The majority found that ‘the EU treaties, EU legislation and the interpretations placed on these instruments by the [EU] Court of Justice are direct sources of UK law’. It was the European Communities Act 1972 that made it a source. Creating that source was a major constitutional change, just as removing it would be. The justices simply could not accept that this could be achieved by ministers alone.

But why not, if ministers had prerogative powers to do so? According to Lord Reed, one of the dissenters, ‘the act simply creates a scheme under which domestic law reflects the UK’s international obligations, whatever they may be’. On this view, the 1972 act is merely a conduit, a pipe running from Brussels to Dover. Bureaucrats simply pump in EU law at the Belgian end and wait until it washes up on the Channel coast – where, to quote Lord Denning, it ‘flows into the estuaries and up the rivers’. Because ministers have prerogative powers to make and unmake treaties, they can simply seal off the pipe at its source. There is no need for parliament to dig it up: it can simply rust away.
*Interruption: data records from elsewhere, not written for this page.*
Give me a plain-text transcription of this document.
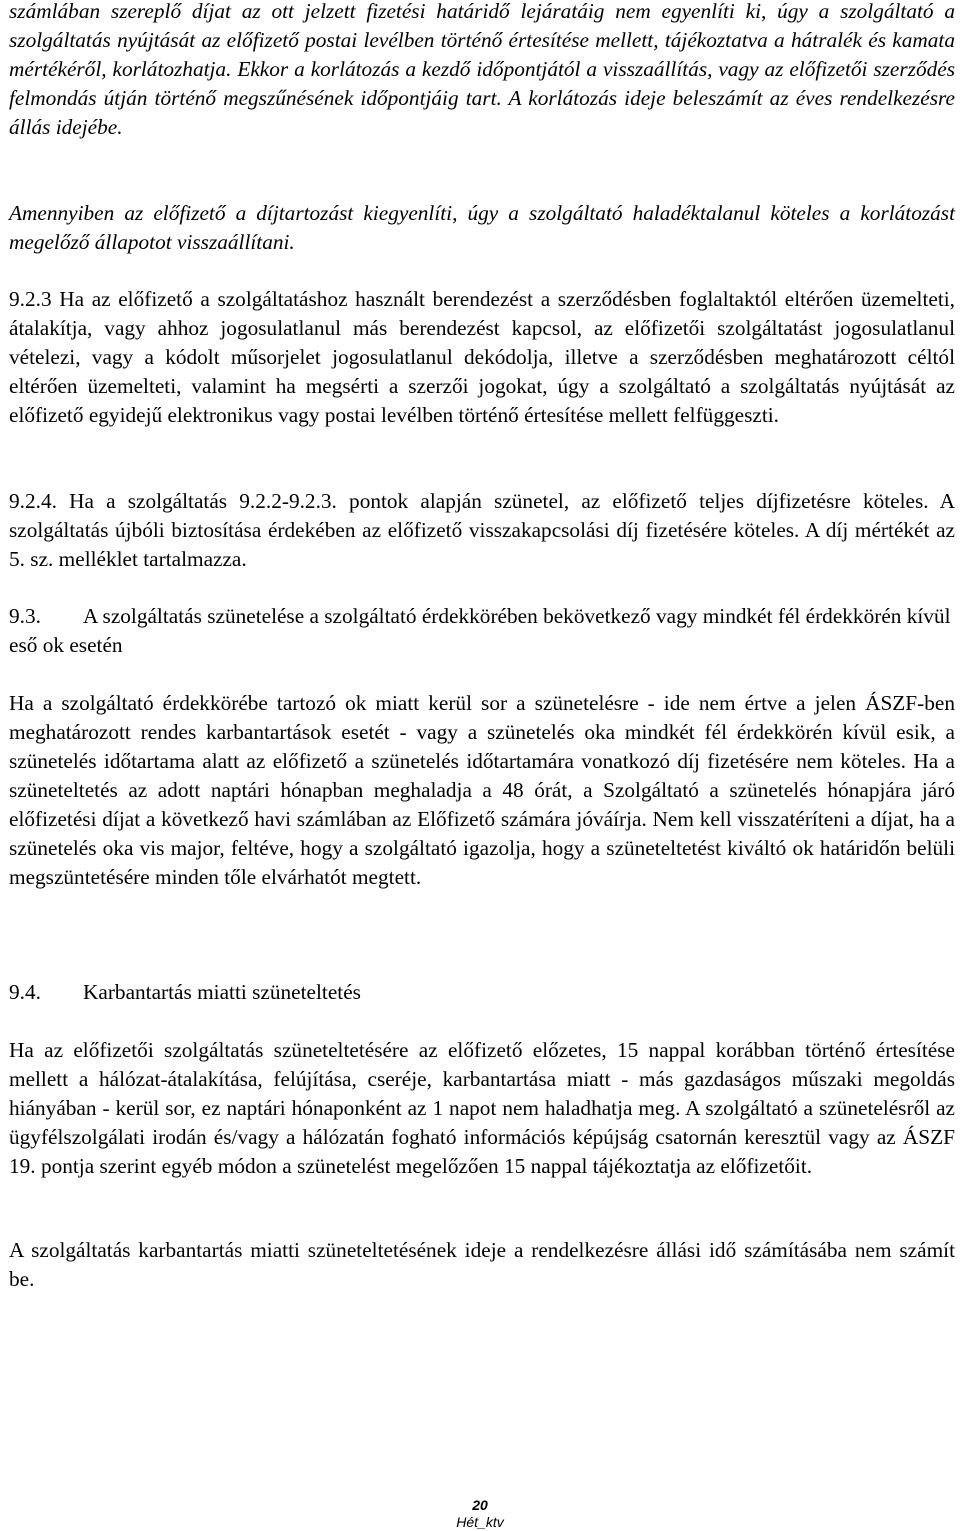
számlában szereplő díjat az ott jelzett fizetési határidő lejáratáig nem egyenlíti ki, úgy a szolgáltató a szolgáltatás nyújtását az előfizető postai levélben történő értesítése mellett, tájékoztatva a hátralék és kamata mértékéről, korlátozhatja. Ekkor a korlátozás a kezdő időpontjától a visszaállítás, vagy az előfizetői szerződés felmondás útján történő megszűnésének időpontjáig tart. A korlátozás ideje beleszámít az éves rendelkezésre állás idejébe.

Amennyiben az előfizető a díjtartozást kiegyenlíti, úgy a szolgáltató haladéktalanul köteles a korlátozást megelőző állapotot visszaállítani.

9.2.3 Ha az előfizető a szolgáltatáshoz használt berendezést a szerződésben foglaltaktól eltérően üzemelteti, átalakítja, vagy ahhoz jogosulatlanul más berendezést kapcsol, az előfizetői szolgáltatást jogosulatlanul vételezi, vagy a kódolt műsorjelet jogosulatlanul dekódolja, illetve a szerződésben meghatározott céltól eltérően üzemelteti, valamint ha megsérti a szerzői jogokat, úgy a szolgáltató a szolgáltatás nyújtását az előfizető egyidejű elektronikus vagy postai levélben történő értesítése mellett felfüggeszti.

9.2.4. Ha a szolgáltatás 9.2.2-9.2.3. pontok alapján szünetel, az előfizető teljes díjfizetésre köteles. A szolgáltatás újbóli biztosítása érdekében az előfizető visszakapcsolási díj fizetésére köteles. A díj mértékét az 5. sz. melléklet tartalmazza.

9.3. A szolgáltatás szünetelése a szolgáltató érdekkörében bekövetkező vagy mindkét fél érdekkörén kívül eső ok esetén

Ha a szolgáltató érdekkörébe tartozó ok miatt kerül sor a szünetelésre - ide nem értve a jelen ÁSZF-ben meghatározott rendes karbantartások esetét - vagy a szünetelés oka mindkét fél érdekkörén kívül esik, a szünetelés időtartama alatt az előfizető a szünetelés időtartamára vonatkozó díj fizetésére nem köteles. Ha a szüneteltetés az adott naptári hónapban meghaladja a 48 órát, a Szolgáltató a szünetelés hónapjára járó előfizetési díjat a következő havi számlában az Előfizető számára jóváírja. Nem kell visszatéríteni a díjat, ha a szünetelés oka vis major, feltéve, hogy a szolgáltató igazolja, hogy a szüneteltetést kiváltó ok határidőn belüli megszüntetésére minden tőle elvárhatót megtett.

9.4. Karbantartás miatti szüneteltetés

Ha az előfizetői szolgáltatás szüneteltetésére az előfizető előzetes, 15 nappal korábban történő értesítése mellett a hálózat-átalakítása, felújítása, cseréje, karbantartása miatt - más gazdaságos műszaki megoldás hiányában - kerül sor, ez naptári hónaponként az 1 napot nem haladhatja meg. A szolgáltató a szünetelésről az ügyfélszolgálati irodán és/vagy a hálózatán fogható információs képújság csatornán keresztül vagy az ÁSZF 19. pontja szerint egyéb módon a szünetelést megelőzően 15 nappal tájékoztatja az előfizetőit.

A szolgáltatás karbantartás miatti szüneteltetésének ideje a rendelkezésre állási idő számításába nem számít be.

20
Hét_ktv
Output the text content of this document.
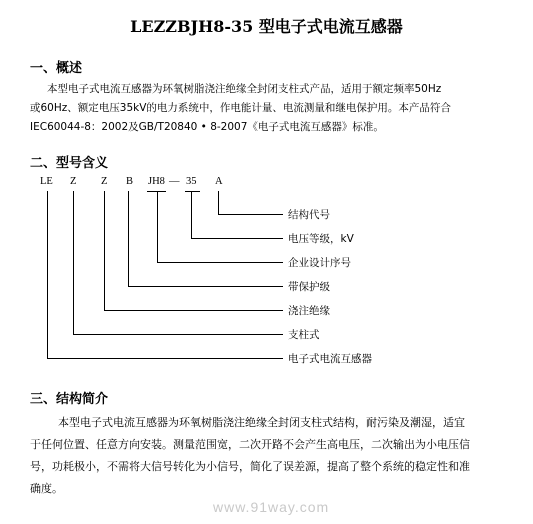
LEZZBJH8-35 型电子式电流互感器
一、概述
本型电子式电流互感器为环氧树脂浇注绝缘全封闭支柱式产品，适用于额定频率50Hz
或60Hz、额定电压35kV的电力系统中，作电能计量、电流测量和继电保护用。本产品符合
IEC60044-8：2002及GB/T20840 • 8-2007《电子式电流互感器》标准。
二、型号含义
LE Z Z B JH8 — 35 A
结构代号
电压等级，kV
企业设计序号
带保护级
浇注绝缘
支柱式
电子式电流互感器
三、结构简介
本型电子式电流互感器为环氧树脂浇注绝缘全封闭支柱式结构，耐污染及潮湿，适宜
于任何位置、任意方向安装。测量范围宽，二次开路不会产生高电压，二次输出为小电压信
号，功耗极小，不需将大信号转化为小信号，简化了误差源，提高了整个系统的稳定性和准
确度。
www.91way.com
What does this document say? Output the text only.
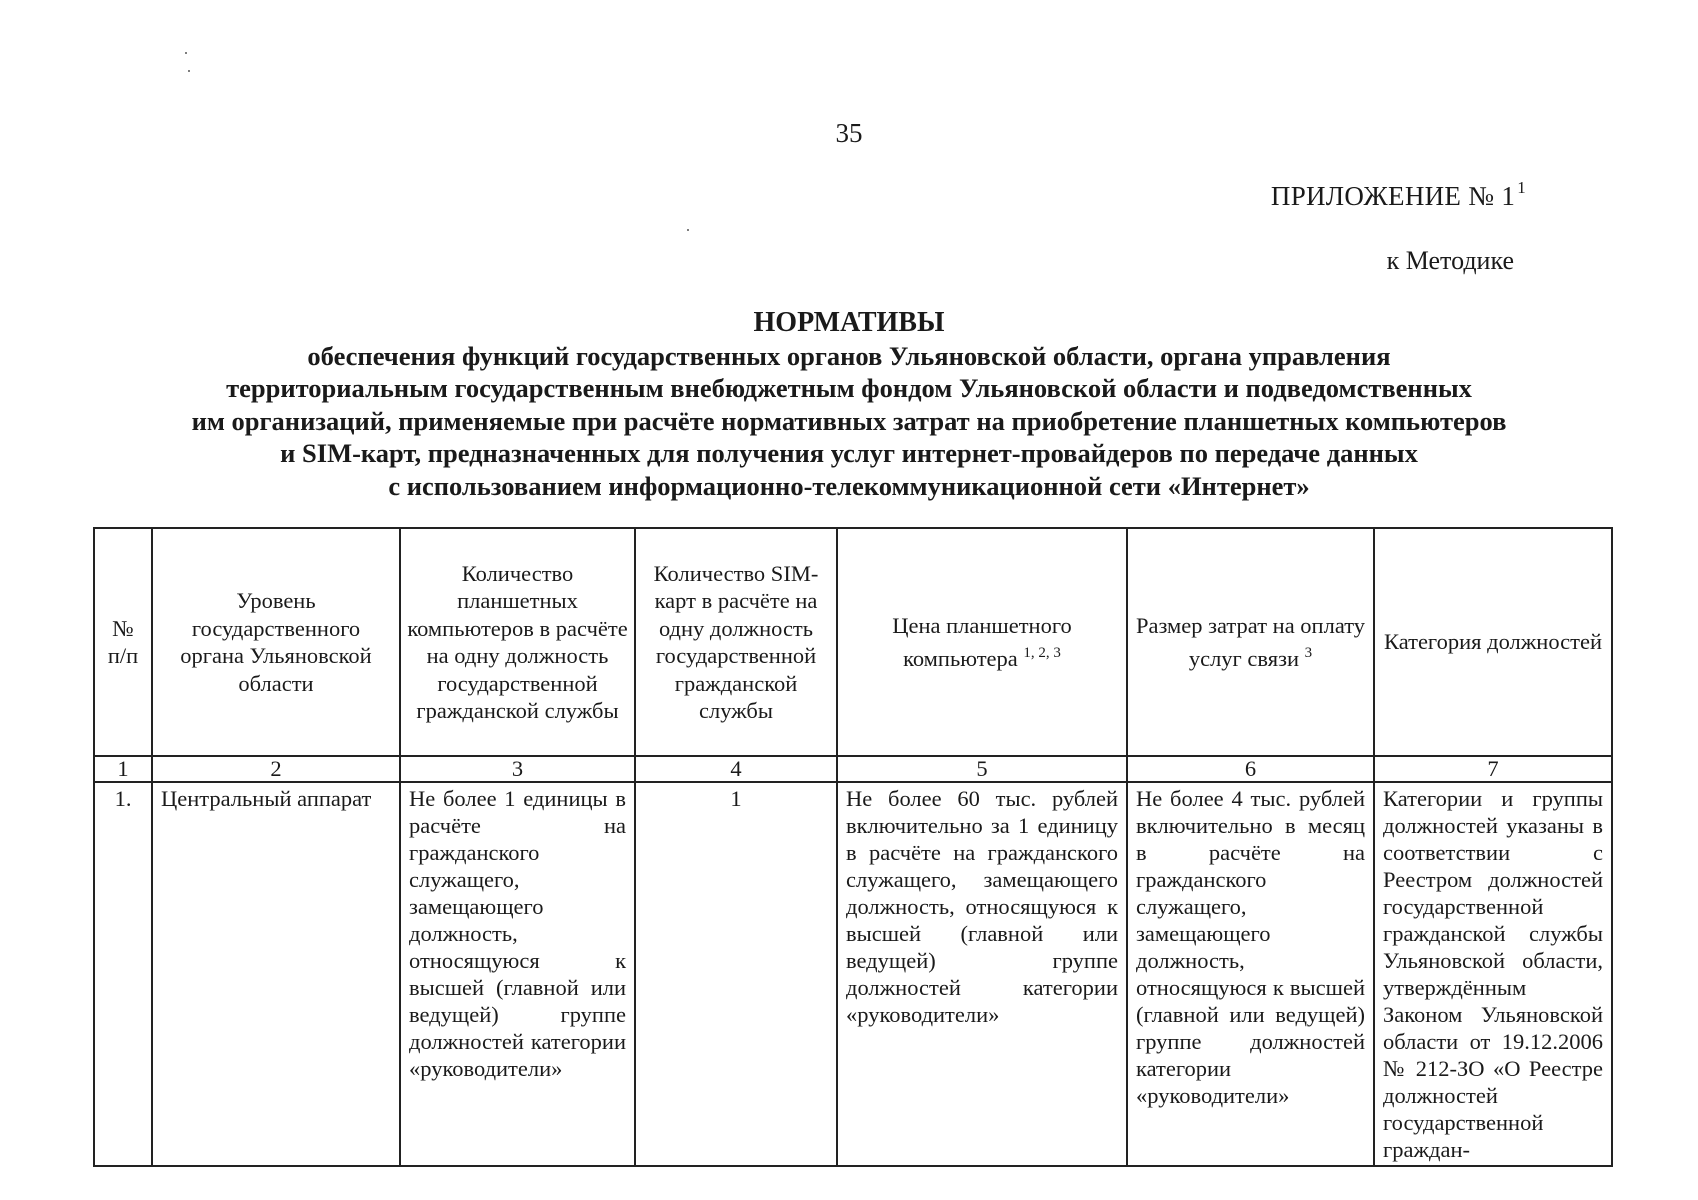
35
ПРИЛОЖЕНИЕ № 1 $^1$
к Методике
НОРМАТИВЫ
обеспечения функций государственных органов Ульяновской области, органа управления
территориальным государственным внебюджетным фондом Ульяновской области и подведомственных
им организаций, применяемые при расчёте нормативных затрат на приобретение планшетных компьютеров
и SIM-карт, предназначенных для получения услуг интернет-провайдеров по передаче данных
с использованием информационно-телекоммуникационной сети «Интернет»
№ п/п	Уровень государственного органа Ульяновской области	Количество планшетных компьютеров в расчёте на одну должность государственной гражданской службы	Количество SIM-карт в расчёте на одну должность государственной гражданской службы	Цена планшетного компьютера $^{1, 2, 3}$	Размер затрат на оплату услуг связи $^3$	Категория должностей
1	2	3	4	5	6	7
1.	Центральный аппарат	Не более 1 единицы в расчёте на гражданского служащего, замещающего должность, относящуюся к высшей (главной или ведущей) группе должностей категории «руководители»	1	Не более 60 тыс. рублей включительно за 1 единицу в расчёте на гражданского служащего, замещающего должность, относящуюся к высшей (главной или ведущей) группе должностей категории «руководители»	Не более 4 тыс. рублей включительно в месяц в расчёте на гражданского служащего, замещающего должность, относящуюся к высшей (главной или ведущей) группе должностей категории «руководители»	Категории и группы должностей указаны в соответствии с Реестром должностей государственной гражданской службы Ульяновской области, утверждённым Законом Ульяновской области от 19.12.2006 № 212-ЗО «О Реестре должностей государственной граждан-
That is more logical but less plausible. Lord Reed’s dissent could have been written 100 years ago, said Dr Patrick O’Brien, LSE Fellow in Public Law. ‘It takes no account of the supremacy and unique features of EU law, finally accepted over 25 years ago by the House of Lords in Factortame (No 2).’

Ironically, it is only as parliament paves the way for the repeal of the 1972 act that we begin to understand its significance. As Pavlos Eleftheriadis of Mansfield College, Oxford has written – like O’Brien, on the UK Constitutional Law Association blog – the judgment tells us that ‘constitutional change cannot happen in the UK through practice, evolution or change of opinion’. It needs legislation.

Not that the European Union (Notification of Withdrawal) Bill doesn’t have a few problems of its own. For one thing, it permits the prime minister to notify only ‘the UK’s intention to withdraw’. Withdrawal itself is still two years off. ‘Intention to withdraw’ would have been a better phrase to have included in the bill’s short title.

The bill also leaves open the question of who takes the decision to withdraw referred to in article 50(1) of the Treaty on European Union. Implicitly, that must happen before notification under article 50(2). But is the decision one for the prime minister? Cabinet? Parliament? And under what powers?

Maybe that does not matter. Once the bill is passed and Theresa May notifies the European Council of the UK’s intention to withdraw, we may infer that the decision has been taken. It will be one that has been endorsed not only by the people but by parliament. And that is why Gina Miller’s immortality in the law reports is so richly deserved.